Le manager de Léna Bühler, Xavier Feuillée, entretient de bonnes relations avec l’écurie. C’est lui qui a initié les contacts, assurant notamment que sa protégée était bien préparée. La Nord-Vaudoise n’a ainsi fait des essais qu’avec une seule équipe, et a convaincu. R-Ace GP a notamment remporté trois fois le titre en Formule Renault. Cette année, le pilote brésilien Caio Collet a fini vice-champion de la catégorie. «Cela faisait quelque temps qu’ils me suivaient et s’étaient montrés intéressés à m’engager. Je ne voulais pas perdre de temps à tester plusieurs écuries, alors que j’étais certaine de pouvoir compter sur une excellente équipe qui travaille bien», relève celle qui sera certainement l’une des seules filles, voire la seule, à rouler en F3 Alpine l’an prochain.

 

Un coup de pouce du Père Noël est nécessaire

 

Le contrat avec l’écuire R-Ace GP a été signé la semaine dernière. Léna Bühler s’est ainsi engagée, bien qu’elle n’ait par contre pas encore réussi à boucler le budget qui lui permettra de rouler la saison prochaine en Formule 3 Alpine. Un budget qui s’élève à un demi-million de francs tout de même. «Je suis super contente, mais reste toujours cette appréhension», reconnaît la jeune pilote, déterminée à mener rapidement à bien sa quête de soutien pécuniaire, indispensable à la concrétisation de sa saison.

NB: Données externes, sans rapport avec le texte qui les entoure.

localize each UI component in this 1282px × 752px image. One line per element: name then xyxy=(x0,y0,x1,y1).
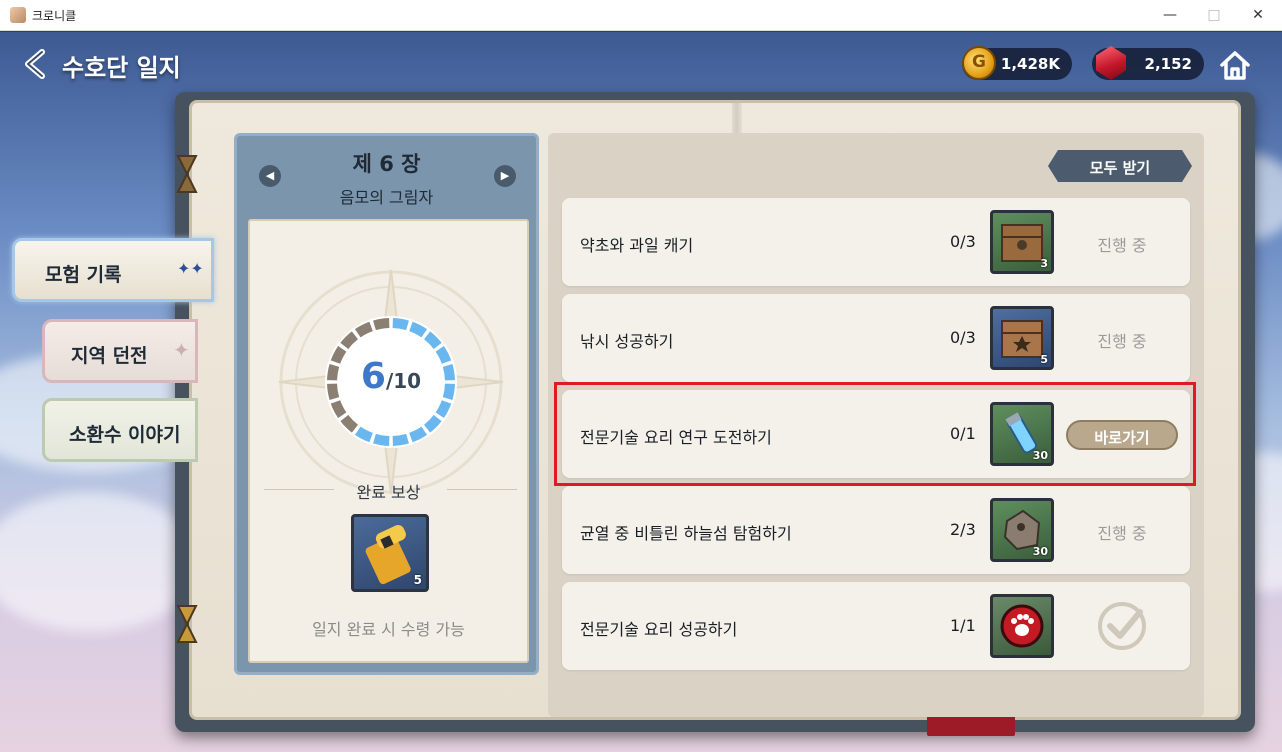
quest-status: 진행 중 xyxy=(1097,332,1147,351)
tab-label: 소환수 이야기 xyxy=(69,424,181,446)
hourglass-ornament-icon xyxy=(176,154,198,194)
quest-row: 전문기술 요리 성공하기 1/1 xyxy=(562,582,1190,670)
quest-name: 균열 중 비틀린 하늘섬 탐험하기 xyxy=(580,524,792,543)
gold-counter[interactable]: 1,428K xyxy=(962,46,1072,80)
maximize-button[interactable]: □ xyxy=(1204,5,1224,25)
quest-progress: 2/3 xyxy=(950,520,976,539)
chapter-subtitle: 음모의 그림자 xyxy=(339,188,434,207)
progress-segment xyxy=(392,318,409,331)
quest-row: 약초와 과일 캐기 0/3 3 진행 중 xyxy=(562,198,1190,286)
progress-segment xyxy=(409,321,428,338)
progress-segment xyxy=(330,400,347,419)
sparkle-icon: ✦✦ xyxy=(177,259,204,278)
progress-segment xyxy=(373,318,390,331)
item-count: 5 xyxy=(1040,353,1048,366)
highlight-box xyxy=(554,382,1196,486)
cloud-decoration xyxy=(0,492,200,632)
tab-regional-dungeon[interactable]: 지역 던전 ✦ xyxy=(42,319,198,383)
quest-name: 전문기술 요리 성공하기 xyxy=(580,620,738,639)
progress-total: /10 xyxy=(385,369,422,393)
quest-row: 낚시 성공하기 0/3 5 진행 중 xyxy=(562,294,1190,382)
receive-all-button[interactable]: 모두 받기 xyxy=(1048,150,1192,182)
quest-reward-item[interactable]: 3 xyxy=(990,210,1054,274)
quest-reward-item[interactable]: 30 xyxy=(990,498,1054,562)
progress-segment xyxy=(354,426,373,443)
app-icon xyxy=(10,7,26,23)
bookmark-ribbon xyxy=(927,714,1015,736)
progress-ring: 6/10 xyxy=(321,312,461,452)
quest-status: 진행 중 xyxy=(1097,236,1147,255)
quest-reward-item[interactable] xyxy=(990,594,1054,658)
quest-progress: 0/3 xyxy=(950,232,976,251)
gem-counter[interactable]: 2,152 xyxy=(1092,46,1204,80)
tab-summon-story[interactable]: 소환수 이야기 xyxy=(42,398,198,462)
chapter-panel: ◀ ▶ 제 6 장 음모의 그림자 6/10 완료 보상 5 일지 완료 시 수… xyxy=(234,133,539,675)
quest-row: 균열 중 비틀린 하늘섬 탐험하기 2/3 30 진행 중 xyxy=(562,486,1190,574)
close-button[interactable]: ✕ xyxy=(1248,5,1268,25)
gem-amount: 2,152 xyxy=(1144,55,1192,73)
completed-check-icon xyxy=(1098,602,1146,650)
back-button[interactable] xyxy=(20,48,50,80)
home-icon xyxy=(1220,51,1250,80)
item-count: 3 xyxy=(1040,257,1048,270)
window-titlebar: 크로니클 — □ ✕ xyxy=(0,0,1282,31)
window-title: 크로니클 xyxy=(32,9,77,23)
gold-coin-icon xyxy=(962,46,996,80)
progress-segment xyxy=(373,433,390,446)
quest-reward-item[interactable]: 5 xyxy=(990,306,1054,370)
quest-status: 진행 중 xyxy=(1097,524,1147,543)
reward-title: 완료 보상 xyxy=(356,483,421,502)
progress-segment xyxy=(354,321,373,338)
chapter-progress-card: 6/10 완료 보상 5 일지 완료 시 수령 가능 xyxy=(248,219,529,663)
tab-label: 모험 기록 xyxy=(45,264,122,286)
progress-segment xyxy=(435,400,452,419)
tab-label: 지역 던전 xyxy=(71,345,148,367)
progress-label: 6/10 xyxy=(321,356,461,397)
hourglass-ornament-icon xyxy=(176,604,198,644)
quest-progress: 1/1 xyxy=(950,616,976,635)
quest-name: 약초와 과일 캐기 xyxy=(580,236,694,255)
progress-segment xyxy=(409,426,428,443)
tab-adventure-log[interactable]: 모험 기록 ✦✦ xyxy=(12,238,214,302)
game-viewport: 수호단 일지 1,428K 2,152 ◀ ▶ 제 6 장 음모의 그림자 xyxy=(0,32,1282,752)
red-gem-icon xyxy=(1096,46,1126,80)
quest-progress: 0/3 xyxy=(950,328,976,347)
page-title: 수호단 일지 xyxy=(62,54,181,82)
chevron-left-icon xyxy=(25,49,45,79)
chapter-title: 제 6 장 xyxy=(352,152,421,176)
reward-item[interactable]: 5 xyxy=(351,514,429,592)
item-count: 30 xyxy=(1032,545,1048,558)
reward-note: 일지 완료 시 수령 가능 xyxy=(312,620,465,639)
sparkle-icon: ✦ xyxy=(173,338,190,362)
progress-done: 6 xyxy=(360,356,386,397)
progress-segment xyxy=(392,433,409,446)
receive-all-label: 모두 받기 xyxy=(1089,159,1151,177)
home-button[interactable] xyxy=(1218,48,1252,82)
minimize-button[interactable]: — xyxy=(1160,5,1180,25)
gold-amount: 1,428K xyxy=(1000,55,1060,73)
reward-count: 5 xyxy=(413,573,422,587)
paw-emblem-icon xyxy=(1000,604,1044,648)
quest-name: 낚시 성공하기 xyxy=(580,332,674,351)
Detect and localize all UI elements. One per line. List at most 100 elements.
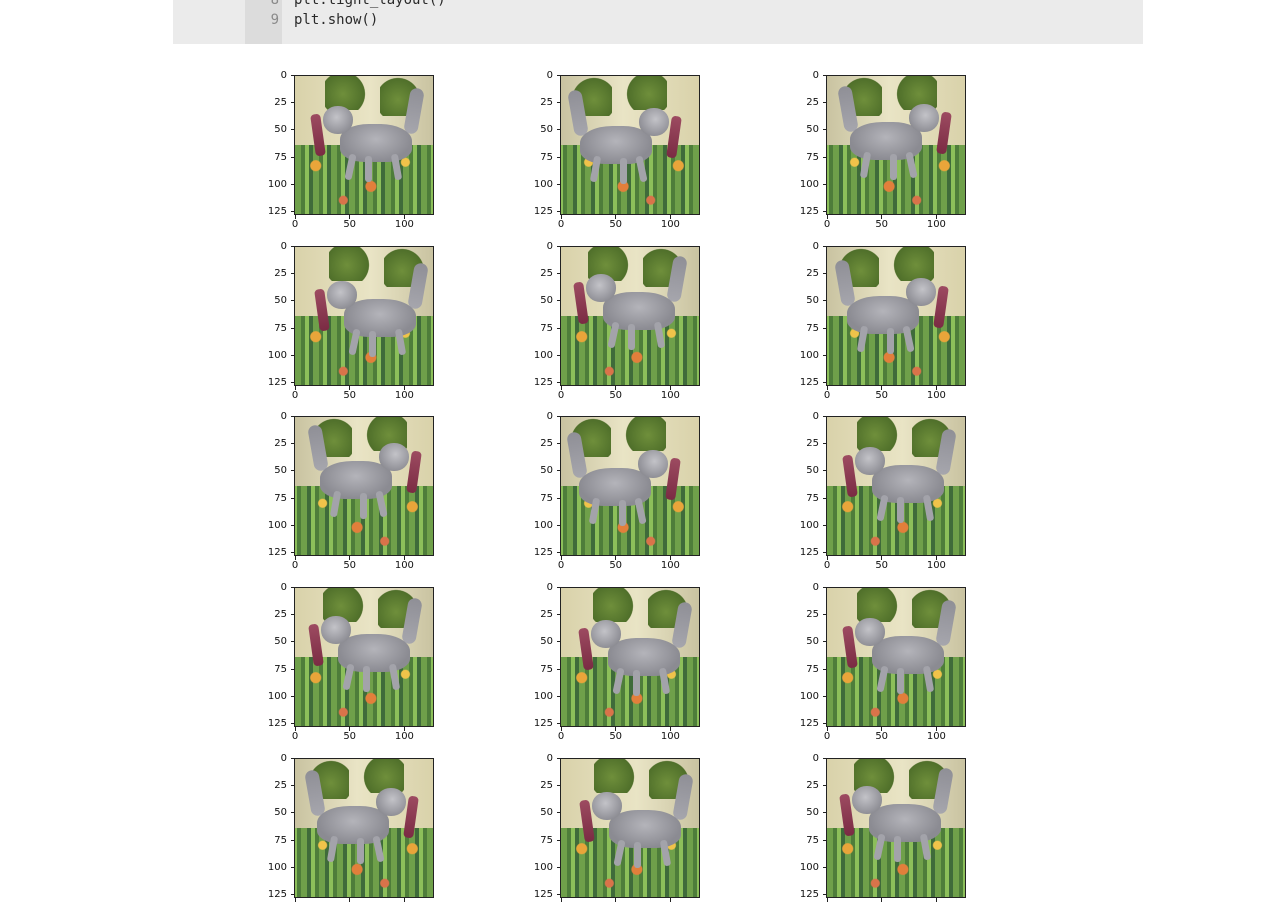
y-tick: 25 xyxy=(540,267,560,279)
y-tick: 125 xyxy=(268,889,294,901)
kitten-image xyxy=(826,587,966,727)
x-tick-label: 100 xyxy=(926,219,946,230)
y-tick-label: 25 xyxy=(540,437,553,449)
x-tick-label: 100 xyxy=(394,731,414,742)
y-tick: 50 xyxy=(540,636,560,648)
kitten-image xyxy=(560,758,700,898)
x-axis: 0 50 100 xyxy=(292,215,434,231)
y-tick-label: 75 xyxy=(540,663,553,675)
x-tick-label: 100 xyxy=(394,390,414,401)
y-tick: 50 xyxy=(806,124,826,136)
y-tick: 100 xyxy=(800,861,826,873)
y-tick: 0 xyxy=(281,410,294,422)
x-tick-label: 0 xyxy=(291,560,299,571)
x-tick: 0 xyxy=(812,386,842,401)
y-tick: 25 xyxy=(806,779,826,791)
x-tick: 0 xyxy=(546,386,576,401)
y-tick-label: 0 xyxy=(546,69,553,81)
y-tick: 50 xyxy=(274,465,294,477)
code-text[interactable]: plt.show() xyxy=(294,10,378,30)
subplot-image: 0255075100125050100 xyxy=(268,241,434,401)
y-tick: 0 xyxy=(547,581,560,593)
code-line[interactable]: 9 plt.show() xyxy=(173,10,1143,30)
y-tick-label: 75 xyxy=(540,151,553,163)
y-tick: 25 xyxy=(540,96,560,108)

Si elle s’est pareillement avancée, c’est que ses contacts sont sérieux, que ce soit avec des privés, capables de la soutenir en bonne partie, ou avec des entreprises aux moyens importants. «J’ai plusieurs rendez-vous ces prochains jours pour, je l’espère, finaliser les discussions. J’attends des confirmations, mais l’argent n’est pas encore sur le compte», annonce-t-elle, espérant un coup de pouce rapide du Père Noël.

«L’un des avantages du championnat auquel je vais participer, reprend Léna Bühler, c’est que les tests en circuit ne peuvent être effectués que lors des journées d’essais officielles. Cela signifie que que les pilotes qui ont plus de moyens ne peuvent pas en profiter pour rouler plus souvent que les autres. Comme ça, tout le monde se retrouve sur un pied d’égalité, par rapport aux budgets.» Et c’est sur la piste que tout se jouera.

 

Fusion des championnats européens de Formule 3

 

La Formule Renault Eurocup et la Formule Régionale Europe, c’est fini: voilà la Formule Régionale Europe par Alpine. Les deux championnats concurrents, situés entre le championnat mondial FIA F3 et la Formule 4 dans la hiérarchie des monoplaces, deviennent un seul et même championnat.

La nouvelle a été officialisée à la fin octobre, à Imola. Les F3 seront équipées d’un moteur Renault et de pneus Pirelli. Dix meetings de deux courses auront lieu, pour «un maximum de 36 voitures dans des écuries de trois monoplaces maximum, avec la possibilité d’en engager une quatrième si une femme est à son volant», avait alors annoncé la Fédération internationale de l’automobile.

Et Stefano Domenicali, président de la commission monoplace de la FIA, d’ajouter: «La consolidation de la Formule Régionale en Europe permet aux pilotes issus de la Formule 4 de poursuivre leur apprentissage et leur évolution dans un environnement fortement soutenu, solide et, c’est peut-être plus important encore, compétitif.»

Le nouveau championnat européen F3, auquel participera donc Léna Bühler, démarrera en avril sur le circuit Spa-Francorchamps, en Belgique, et se terminera fin octobre à Monza, en Italie. À Barcelone et à Monaco, courant mai, les F3 rouleront aux mêmes dates que la Formule 1. Une sacrée perspective pour les pilotes de demain.